Si un tel miracle pouvait se produire, me dis-je, entre un reptile et un humain, qui sont des êtres si différents, ne pouvait-il en être de même entre des êtres de la même espèce ? Pour la première fois de ma vie, l’idée me vint que la relation elle-même pouvait s’apparenter à un être vivant. Un être certes, sans réalité physique, mais un être tout de même. Et que la vocation de cet être là était de relier entre eux les êtres physiques, dussent-ils être si différents les uns des autres.

Bien des années plus tard, au fil du temps selon les situations et les évènements, dans cette drôle de traversée, la vie, je me suis aperçu que finalement, entre êtres de la même espèce, les humains en l’occurrence, c’était bien plus compliqué qu’entre êtres d’ espèces différentes.
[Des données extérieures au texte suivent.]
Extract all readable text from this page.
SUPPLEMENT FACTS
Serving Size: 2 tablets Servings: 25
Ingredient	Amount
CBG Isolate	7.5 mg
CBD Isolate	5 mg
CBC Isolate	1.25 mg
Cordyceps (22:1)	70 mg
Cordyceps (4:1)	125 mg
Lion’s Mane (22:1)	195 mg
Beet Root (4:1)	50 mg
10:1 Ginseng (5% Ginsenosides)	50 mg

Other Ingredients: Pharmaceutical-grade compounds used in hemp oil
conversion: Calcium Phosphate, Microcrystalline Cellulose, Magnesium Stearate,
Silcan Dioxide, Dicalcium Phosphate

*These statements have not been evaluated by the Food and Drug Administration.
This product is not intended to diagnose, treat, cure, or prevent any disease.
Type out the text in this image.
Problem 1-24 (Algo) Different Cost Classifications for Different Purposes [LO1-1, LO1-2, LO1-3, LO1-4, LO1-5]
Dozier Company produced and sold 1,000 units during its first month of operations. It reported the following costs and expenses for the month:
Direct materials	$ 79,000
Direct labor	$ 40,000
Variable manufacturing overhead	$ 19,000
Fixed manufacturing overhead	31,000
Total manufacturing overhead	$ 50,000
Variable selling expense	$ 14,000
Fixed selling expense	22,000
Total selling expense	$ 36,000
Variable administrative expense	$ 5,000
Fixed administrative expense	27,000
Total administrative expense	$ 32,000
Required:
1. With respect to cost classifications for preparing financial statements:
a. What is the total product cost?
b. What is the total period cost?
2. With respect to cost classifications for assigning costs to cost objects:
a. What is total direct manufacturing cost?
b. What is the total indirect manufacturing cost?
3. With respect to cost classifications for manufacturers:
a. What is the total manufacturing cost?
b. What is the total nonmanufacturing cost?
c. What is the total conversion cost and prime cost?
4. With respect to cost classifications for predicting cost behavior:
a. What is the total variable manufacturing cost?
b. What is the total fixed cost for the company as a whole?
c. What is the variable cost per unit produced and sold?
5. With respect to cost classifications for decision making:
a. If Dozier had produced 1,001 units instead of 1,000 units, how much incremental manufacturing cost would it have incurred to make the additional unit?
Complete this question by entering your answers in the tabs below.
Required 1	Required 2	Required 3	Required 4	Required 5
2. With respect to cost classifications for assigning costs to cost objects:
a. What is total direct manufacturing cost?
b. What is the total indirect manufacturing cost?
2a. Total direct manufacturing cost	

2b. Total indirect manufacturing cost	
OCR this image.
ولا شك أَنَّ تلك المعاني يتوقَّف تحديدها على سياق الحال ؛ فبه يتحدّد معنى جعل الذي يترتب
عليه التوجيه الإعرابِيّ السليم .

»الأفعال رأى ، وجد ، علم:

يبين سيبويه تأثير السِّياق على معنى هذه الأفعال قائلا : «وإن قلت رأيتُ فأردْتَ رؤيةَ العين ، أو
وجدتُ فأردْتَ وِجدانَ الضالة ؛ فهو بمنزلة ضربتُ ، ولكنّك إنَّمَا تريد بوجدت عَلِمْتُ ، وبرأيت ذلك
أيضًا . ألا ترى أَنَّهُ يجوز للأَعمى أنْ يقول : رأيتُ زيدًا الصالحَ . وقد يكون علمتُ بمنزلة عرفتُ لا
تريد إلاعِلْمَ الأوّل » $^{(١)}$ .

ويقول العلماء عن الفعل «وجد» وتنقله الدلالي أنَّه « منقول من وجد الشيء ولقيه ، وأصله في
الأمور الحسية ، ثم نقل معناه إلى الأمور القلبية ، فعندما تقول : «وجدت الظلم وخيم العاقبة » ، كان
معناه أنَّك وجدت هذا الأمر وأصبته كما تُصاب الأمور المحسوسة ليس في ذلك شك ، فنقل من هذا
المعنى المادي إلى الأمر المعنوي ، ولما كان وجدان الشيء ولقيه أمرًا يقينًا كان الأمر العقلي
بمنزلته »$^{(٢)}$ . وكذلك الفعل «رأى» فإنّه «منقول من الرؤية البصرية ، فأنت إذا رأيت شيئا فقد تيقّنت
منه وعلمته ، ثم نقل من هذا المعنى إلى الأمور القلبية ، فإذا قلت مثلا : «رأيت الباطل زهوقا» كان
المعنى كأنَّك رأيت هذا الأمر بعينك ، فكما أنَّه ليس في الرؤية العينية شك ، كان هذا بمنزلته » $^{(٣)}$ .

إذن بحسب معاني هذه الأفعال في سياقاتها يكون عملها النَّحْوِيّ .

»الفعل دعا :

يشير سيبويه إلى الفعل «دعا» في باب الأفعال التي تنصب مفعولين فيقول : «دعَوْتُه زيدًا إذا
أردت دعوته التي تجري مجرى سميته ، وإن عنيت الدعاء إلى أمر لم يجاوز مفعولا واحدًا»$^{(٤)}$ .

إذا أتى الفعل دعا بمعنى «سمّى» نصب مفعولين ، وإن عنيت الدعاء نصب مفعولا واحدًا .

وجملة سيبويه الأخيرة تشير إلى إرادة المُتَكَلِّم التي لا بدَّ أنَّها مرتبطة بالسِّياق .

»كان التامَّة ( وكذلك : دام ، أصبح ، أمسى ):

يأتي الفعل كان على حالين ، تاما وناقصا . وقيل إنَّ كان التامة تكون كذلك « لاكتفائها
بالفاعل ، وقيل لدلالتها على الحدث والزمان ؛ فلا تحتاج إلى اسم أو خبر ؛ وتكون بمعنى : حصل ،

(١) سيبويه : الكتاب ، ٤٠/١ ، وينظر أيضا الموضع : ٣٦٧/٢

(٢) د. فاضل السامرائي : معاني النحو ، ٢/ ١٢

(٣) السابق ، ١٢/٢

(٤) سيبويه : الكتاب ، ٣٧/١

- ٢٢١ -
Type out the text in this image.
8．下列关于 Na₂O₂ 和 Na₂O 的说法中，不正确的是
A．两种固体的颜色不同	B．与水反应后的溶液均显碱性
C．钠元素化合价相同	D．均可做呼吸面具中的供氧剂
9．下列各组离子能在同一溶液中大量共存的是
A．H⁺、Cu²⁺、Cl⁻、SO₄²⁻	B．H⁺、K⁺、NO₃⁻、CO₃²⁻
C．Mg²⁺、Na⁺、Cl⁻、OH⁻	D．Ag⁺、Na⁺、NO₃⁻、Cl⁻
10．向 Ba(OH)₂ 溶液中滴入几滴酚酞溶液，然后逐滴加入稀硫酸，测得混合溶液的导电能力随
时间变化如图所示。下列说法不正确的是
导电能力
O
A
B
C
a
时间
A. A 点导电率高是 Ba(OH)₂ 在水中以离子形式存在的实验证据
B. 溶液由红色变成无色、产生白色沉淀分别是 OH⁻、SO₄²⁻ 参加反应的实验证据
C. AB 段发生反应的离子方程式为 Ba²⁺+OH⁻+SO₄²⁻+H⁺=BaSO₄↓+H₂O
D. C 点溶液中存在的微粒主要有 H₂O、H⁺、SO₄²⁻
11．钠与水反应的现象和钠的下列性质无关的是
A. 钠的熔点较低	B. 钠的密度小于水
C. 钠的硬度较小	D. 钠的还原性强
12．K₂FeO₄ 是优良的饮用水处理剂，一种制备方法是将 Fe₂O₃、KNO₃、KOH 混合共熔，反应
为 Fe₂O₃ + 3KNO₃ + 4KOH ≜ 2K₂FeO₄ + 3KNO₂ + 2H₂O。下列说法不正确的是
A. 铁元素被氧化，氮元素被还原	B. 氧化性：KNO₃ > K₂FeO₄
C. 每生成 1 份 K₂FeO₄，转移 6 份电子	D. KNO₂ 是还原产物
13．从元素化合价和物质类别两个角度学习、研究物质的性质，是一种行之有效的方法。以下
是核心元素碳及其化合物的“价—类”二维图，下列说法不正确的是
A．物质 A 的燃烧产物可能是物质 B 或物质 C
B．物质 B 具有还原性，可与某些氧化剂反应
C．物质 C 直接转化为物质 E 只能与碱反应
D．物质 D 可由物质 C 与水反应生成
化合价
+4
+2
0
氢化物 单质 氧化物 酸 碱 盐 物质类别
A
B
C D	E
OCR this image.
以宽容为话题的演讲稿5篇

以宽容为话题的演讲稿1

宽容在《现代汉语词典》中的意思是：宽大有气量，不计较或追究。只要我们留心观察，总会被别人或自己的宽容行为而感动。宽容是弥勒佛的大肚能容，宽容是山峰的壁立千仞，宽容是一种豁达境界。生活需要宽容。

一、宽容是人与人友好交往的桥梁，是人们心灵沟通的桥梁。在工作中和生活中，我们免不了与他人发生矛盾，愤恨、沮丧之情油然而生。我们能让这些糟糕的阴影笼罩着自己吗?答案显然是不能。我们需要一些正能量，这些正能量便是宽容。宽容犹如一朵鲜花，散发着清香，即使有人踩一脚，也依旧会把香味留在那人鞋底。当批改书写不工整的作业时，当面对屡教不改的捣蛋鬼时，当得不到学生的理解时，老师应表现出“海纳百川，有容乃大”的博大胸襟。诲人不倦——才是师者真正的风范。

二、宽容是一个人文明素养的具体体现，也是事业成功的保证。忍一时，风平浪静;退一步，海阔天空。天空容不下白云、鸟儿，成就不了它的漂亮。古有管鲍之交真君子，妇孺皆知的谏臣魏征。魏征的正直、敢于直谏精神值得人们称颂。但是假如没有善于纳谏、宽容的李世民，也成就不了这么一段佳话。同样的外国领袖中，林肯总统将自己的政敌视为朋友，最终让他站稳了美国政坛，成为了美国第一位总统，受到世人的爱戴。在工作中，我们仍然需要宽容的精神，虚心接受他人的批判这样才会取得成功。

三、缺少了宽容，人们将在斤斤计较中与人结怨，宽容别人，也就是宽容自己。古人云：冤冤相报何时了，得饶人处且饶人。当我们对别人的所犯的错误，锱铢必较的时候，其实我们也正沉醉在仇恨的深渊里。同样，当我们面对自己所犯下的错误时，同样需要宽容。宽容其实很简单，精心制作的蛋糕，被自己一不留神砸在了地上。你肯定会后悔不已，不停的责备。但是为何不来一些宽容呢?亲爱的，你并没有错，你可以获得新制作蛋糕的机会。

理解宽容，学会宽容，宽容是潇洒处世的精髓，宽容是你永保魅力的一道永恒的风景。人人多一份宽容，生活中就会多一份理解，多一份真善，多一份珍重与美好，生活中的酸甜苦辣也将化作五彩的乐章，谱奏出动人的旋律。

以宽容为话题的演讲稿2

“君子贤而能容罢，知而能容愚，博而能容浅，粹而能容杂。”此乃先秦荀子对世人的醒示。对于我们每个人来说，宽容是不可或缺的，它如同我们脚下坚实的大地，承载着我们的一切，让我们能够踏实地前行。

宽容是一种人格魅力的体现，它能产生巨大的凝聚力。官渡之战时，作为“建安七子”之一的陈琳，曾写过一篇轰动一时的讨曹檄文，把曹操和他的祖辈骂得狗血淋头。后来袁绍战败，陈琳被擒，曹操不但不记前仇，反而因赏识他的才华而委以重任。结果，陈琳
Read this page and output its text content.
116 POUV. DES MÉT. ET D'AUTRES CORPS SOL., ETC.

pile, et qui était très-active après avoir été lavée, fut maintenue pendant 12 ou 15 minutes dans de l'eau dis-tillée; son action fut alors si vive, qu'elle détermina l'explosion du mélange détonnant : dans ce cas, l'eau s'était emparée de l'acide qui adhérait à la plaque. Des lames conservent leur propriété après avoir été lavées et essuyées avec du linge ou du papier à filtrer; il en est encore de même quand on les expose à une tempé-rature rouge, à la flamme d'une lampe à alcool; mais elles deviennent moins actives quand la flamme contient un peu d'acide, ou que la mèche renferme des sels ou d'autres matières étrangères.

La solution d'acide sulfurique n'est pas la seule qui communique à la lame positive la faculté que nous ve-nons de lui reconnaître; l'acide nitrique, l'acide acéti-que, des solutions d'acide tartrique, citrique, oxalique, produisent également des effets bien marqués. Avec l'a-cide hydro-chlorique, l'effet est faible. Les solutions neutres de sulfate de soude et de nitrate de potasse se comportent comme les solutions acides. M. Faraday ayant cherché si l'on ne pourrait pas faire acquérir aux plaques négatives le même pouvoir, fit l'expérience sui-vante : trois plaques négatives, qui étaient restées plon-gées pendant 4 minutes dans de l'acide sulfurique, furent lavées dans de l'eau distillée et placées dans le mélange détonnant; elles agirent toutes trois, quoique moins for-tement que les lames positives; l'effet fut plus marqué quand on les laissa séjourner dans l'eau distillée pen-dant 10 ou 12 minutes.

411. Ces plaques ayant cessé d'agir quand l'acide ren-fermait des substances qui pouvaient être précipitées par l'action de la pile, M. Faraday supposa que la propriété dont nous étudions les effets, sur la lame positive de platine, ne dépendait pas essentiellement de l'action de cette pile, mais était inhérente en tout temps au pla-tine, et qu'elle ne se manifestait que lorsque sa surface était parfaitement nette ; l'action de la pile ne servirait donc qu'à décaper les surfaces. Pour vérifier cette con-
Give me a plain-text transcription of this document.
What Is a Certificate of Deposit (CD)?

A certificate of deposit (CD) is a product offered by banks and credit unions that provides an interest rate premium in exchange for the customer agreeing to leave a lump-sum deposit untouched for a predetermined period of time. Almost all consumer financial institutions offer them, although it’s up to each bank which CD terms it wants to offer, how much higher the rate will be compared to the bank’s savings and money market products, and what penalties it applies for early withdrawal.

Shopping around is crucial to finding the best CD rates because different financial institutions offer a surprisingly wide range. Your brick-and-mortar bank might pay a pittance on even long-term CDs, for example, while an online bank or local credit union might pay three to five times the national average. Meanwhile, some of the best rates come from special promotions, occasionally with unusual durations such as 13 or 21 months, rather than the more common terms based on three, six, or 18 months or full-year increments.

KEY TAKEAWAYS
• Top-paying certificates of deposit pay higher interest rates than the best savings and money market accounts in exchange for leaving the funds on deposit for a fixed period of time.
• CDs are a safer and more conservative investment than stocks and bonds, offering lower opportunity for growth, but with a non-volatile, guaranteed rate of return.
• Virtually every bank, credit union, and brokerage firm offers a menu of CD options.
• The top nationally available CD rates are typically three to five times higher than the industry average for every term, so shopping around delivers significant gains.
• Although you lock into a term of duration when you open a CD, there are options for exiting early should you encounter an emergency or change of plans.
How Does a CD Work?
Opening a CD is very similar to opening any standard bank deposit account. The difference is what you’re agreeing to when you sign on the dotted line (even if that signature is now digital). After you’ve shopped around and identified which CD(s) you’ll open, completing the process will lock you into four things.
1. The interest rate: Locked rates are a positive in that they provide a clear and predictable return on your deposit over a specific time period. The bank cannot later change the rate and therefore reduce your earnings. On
Cela tient peut être de ce que l’humain vis à vis de ses semblables, perçoit la relation non pas comme un être vivant mais comme le vecteur de sa pensée et de ses aspirations, le fil conducteur de son énergie, de son orgueil, de ses projections entre lui-même et tout ce qu’il veut atteindre.



Dés lors, toute phase d’approche, tout apprivoisement n’a qu’un avenir incertain. L’intensité de la relation disparaît dans l’habitude, la lassitude ou toutes sortes de motivations dépendantes de nouveaux besoins.